The tremendous popularity of the TV show, Touched by an Angel, is due mostly to this streak of narcissism that exists in all of us to one degree or another. It's I, I, I and me, me, me. And God's lookin' out for Yours Truly, thank you very much, and why shouldn't he? I'm important! This is perhaps one of the ugliest aspects of religions—the constant focus on Self. The lip service paid to "loving your fellow humans" pales into nothingness compared to the major themes: I'm going to heaven. I'm loved by God. I'm going to be forgiven for my sins. I'm going to be watched over by Guardian Angels. I'm so freaking special!

This self-centered view of the world is odiously apparent whenever people like Jerry Falwell speak about their imminent journey to heaven. They patiently explain why all Jews, Muslims, atheists, Mormons, etc., will burn in hell for all eternity unless they are correctly "washed in the blood of Christ"and the sneers on the faces of these self-righteous explainers are nothing short of vile. If that represents God's grace, you can have it.

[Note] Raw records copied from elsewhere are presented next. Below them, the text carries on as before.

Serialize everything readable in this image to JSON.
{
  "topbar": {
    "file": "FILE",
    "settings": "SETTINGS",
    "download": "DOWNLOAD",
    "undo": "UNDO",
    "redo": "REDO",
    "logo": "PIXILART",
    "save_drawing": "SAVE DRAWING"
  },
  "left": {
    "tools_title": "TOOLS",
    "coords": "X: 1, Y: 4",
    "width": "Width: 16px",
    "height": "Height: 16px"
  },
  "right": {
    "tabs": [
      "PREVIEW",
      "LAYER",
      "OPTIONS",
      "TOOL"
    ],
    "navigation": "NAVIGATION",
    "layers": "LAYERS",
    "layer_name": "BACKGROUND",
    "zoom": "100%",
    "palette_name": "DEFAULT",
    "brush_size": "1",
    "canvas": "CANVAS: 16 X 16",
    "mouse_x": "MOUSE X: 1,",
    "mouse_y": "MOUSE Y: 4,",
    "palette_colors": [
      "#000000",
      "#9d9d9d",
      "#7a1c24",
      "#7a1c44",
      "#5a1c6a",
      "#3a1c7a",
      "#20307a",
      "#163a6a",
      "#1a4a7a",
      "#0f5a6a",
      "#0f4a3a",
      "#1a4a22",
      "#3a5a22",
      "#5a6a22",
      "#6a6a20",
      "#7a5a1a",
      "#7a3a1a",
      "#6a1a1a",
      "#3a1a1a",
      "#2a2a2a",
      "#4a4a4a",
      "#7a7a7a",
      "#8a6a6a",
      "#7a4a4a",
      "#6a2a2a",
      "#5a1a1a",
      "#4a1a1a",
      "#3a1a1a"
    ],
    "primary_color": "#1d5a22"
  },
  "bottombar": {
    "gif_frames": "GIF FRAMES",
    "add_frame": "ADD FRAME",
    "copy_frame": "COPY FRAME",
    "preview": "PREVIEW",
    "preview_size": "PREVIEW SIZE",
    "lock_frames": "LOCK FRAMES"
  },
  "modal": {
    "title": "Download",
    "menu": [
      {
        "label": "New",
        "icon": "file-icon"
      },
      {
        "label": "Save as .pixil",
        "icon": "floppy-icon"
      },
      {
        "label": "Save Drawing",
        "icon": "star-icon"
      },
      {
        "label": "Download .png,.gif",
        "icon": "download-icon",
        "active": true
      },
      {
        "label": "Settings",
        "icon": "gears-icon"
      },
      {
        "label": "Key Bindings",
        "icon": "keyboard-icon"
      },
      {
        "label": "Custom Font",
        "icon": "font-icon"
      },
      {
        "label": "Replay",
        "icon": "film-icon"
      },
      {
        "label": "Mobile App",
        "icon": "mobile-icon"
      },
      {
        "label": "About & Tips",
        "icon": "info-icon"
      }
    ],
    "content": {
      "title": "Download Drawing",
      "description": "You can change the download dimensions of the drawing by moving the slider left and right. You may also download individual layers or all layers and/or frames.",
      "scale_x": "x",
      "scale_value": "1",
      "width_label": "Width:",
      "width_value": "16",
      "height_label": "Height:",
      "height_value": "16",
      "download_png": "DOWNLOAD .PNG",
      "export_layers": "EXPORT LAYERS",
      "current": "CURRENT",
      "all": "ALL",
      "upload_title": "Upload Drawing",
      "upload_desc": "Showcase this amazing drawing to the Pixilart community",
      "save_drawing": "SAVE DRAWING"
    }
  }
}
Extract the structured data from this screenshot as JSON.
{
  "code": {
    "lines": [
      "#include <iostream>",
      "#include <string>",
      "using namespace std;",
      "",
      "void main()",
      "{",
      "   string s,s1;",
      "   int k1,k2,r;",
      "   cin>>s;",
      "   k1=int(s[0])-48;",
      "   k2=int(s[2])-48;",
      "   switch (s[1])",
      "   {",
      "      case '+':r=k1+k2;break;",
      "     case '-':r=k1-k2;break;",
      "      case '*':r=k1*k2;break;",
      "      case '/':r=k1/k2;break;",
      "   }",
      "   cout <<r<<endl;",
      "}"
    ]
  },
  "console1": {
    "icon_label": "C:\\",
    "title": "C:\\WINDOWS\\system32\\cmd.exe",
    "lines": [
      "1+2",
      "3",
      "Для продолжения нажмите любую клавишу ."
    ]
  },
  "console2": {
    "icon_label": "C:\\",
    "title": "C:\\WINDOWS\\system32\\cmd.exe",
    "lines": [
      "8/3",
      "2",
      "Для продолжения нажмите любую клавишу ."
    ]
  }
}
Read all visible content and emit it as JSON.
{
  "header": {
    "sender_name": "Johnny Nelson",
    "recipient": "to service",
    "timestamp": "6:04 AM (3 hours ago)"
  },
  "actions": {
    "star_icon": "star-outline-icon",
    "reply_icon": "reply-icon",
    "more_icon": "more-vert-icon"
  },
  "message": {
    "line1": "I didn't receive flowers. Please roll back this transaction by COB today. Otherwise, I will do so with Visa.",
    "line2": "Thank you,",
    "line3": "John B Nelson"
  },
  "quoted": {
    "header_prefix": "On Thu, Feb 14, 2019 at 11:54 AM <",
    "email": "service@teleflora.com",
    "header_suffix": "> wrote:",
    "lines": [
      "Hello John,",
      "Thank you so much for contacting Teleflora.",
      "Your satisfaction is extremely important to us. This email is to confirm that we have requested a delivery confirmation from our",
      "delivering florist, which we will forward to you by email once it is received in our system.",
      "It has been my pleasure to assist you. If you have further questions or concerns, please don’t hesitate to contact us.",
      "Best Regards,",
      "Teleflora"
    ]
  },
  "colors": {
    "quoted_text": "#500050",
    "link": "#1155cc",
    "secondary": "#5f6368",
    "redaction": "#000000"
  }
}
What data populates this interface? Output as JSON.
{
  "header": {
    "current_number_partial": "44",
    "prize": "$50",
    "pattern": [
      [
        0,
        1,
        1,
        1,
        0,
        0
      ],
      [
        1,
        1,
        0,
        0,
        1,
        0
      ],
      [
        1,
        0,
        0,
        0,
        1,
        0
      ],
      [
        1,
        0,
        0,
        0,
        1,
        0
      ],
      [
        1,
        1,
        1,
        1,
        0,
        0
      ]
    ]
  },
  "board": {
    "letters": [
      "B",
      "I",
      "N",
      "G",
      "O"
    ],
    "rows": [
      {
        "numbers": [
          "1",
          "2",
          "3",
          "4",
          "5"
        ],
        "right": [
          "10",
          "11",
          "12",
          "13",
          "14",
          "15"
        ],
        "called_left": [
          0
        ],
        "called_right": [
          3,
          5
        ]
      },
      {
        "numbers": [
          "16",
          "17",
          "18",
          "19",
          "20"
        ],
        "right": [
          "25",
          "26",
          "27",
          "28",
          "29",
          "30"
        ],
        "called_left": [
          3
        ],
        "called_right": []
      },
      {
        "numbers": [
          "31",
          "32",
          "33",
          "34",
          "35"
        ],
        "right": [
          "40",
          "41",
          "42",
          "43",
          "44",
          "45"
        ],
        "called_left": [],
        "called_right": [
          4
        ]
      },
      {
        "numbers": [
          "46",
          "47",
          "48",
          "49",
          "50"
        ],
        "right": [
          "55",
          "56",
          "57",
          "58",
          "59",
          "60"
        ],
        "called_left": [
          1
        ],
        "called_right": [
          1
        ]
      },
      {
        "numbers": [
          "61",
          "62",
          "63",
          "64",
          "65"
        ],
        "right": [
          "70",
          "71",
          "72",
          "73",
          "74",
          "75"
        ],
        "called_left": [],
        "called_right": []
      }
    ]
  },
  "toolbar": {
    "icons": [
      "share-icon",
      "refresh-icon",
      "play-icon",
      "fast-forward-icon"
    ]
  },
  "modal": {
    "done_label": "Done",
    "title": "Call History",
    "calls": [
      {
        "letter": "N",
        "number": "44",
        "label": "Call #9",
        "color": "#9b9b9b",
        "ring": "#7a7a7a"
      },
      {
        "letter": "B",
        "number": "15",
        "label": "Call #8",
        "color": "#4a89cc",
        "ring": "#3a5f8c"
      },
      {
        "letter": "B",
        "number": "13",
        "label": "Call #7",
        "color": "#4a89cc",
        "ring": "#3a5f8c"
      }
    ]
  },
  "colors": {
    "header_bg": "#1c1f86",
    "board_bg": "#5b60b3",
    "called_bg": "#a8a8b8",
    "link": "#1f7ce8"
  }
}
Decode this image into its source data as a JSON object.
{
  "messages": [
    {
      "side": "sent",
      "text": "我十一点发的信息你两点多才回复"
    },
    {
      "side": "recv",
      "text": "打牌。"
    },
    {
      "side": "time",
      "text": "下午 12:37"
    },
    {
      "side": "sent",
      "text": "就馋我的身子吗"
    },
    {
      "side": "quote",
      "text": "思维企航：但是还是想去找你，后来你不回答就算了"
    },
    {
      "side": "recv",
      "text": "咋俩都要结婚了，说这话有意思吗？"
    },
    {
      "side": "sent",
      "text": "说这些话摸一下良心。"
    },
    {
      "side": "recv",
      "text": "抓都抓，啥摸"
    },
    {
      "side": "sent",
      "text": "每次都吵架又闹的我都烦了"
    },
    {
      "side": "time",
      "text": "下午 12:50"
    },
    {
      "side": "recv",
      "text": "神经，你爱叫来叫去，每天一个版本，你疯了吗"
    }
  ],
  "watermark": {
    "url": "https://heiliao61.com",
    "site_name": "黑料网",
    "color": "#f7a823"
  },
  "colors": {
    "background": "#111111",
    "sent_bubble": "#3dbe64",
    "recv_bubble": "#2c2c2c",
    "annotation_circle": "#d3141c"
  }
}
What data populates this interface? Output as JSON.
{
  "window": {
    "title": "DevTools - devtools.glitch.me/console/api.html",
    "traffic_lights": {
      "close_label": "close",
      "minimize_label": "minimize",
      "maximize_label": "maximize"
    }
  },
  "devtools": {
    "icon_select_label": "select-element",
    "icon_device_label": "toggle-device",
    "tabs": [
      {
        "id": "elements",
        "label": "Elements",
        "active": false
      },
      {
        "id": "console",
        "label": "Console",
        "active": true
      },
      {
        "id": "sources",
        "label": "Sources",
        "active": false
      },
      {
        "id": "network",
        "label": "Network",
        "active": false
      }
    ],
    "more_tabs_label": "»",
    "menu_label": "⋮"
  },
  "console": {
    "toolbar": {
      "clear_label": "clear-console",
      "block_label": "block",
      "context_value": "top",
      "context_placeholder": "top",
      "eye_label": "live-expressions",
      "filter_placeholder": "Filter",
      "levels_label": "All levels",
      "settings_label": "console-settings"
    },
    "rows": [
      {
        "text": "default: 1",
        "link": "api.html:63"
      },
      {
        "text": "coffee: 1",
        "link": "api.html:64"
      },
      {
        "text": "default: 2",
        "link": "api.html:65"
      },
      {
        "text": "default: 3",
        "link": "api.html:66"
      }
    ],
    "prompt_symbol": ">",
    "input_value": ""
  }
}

While I do feel sympathy for anyone in the grip of any addiction, there is no need to invoke mysticism to explain either how it started or how it stopped. I smoked for years and stopping was one of the hardest things I've ever done. But no Devil got me started and no Angel made me stop. I get credit for both ends of that stupid addiction. And if Natalie Cole is still clean then good for hernot for any invisible Angels. It's a shame she went through such misery, and put others through it with her, but that's part of being human. The constant references to deities and their various minions are part of trying to deny that humanity. If only we could accept ourselves, and others, as human beings, no more and no less, what a world this might be. We are all born, we all need to eat, drink, sleep and have sex, and we are all going to die. We are all subject to illness and candidates for addictions and we should try to help each other when it happens to any of us. Is this too much to ask of our gregarious, intelligent species? Apparently it is, and it saddens me. Our egos rule, so we create Demons to curse us with addictions and Guardian Angels to cure us. If it weren't so tragic and self-defeating, it would be just plain silly as hell.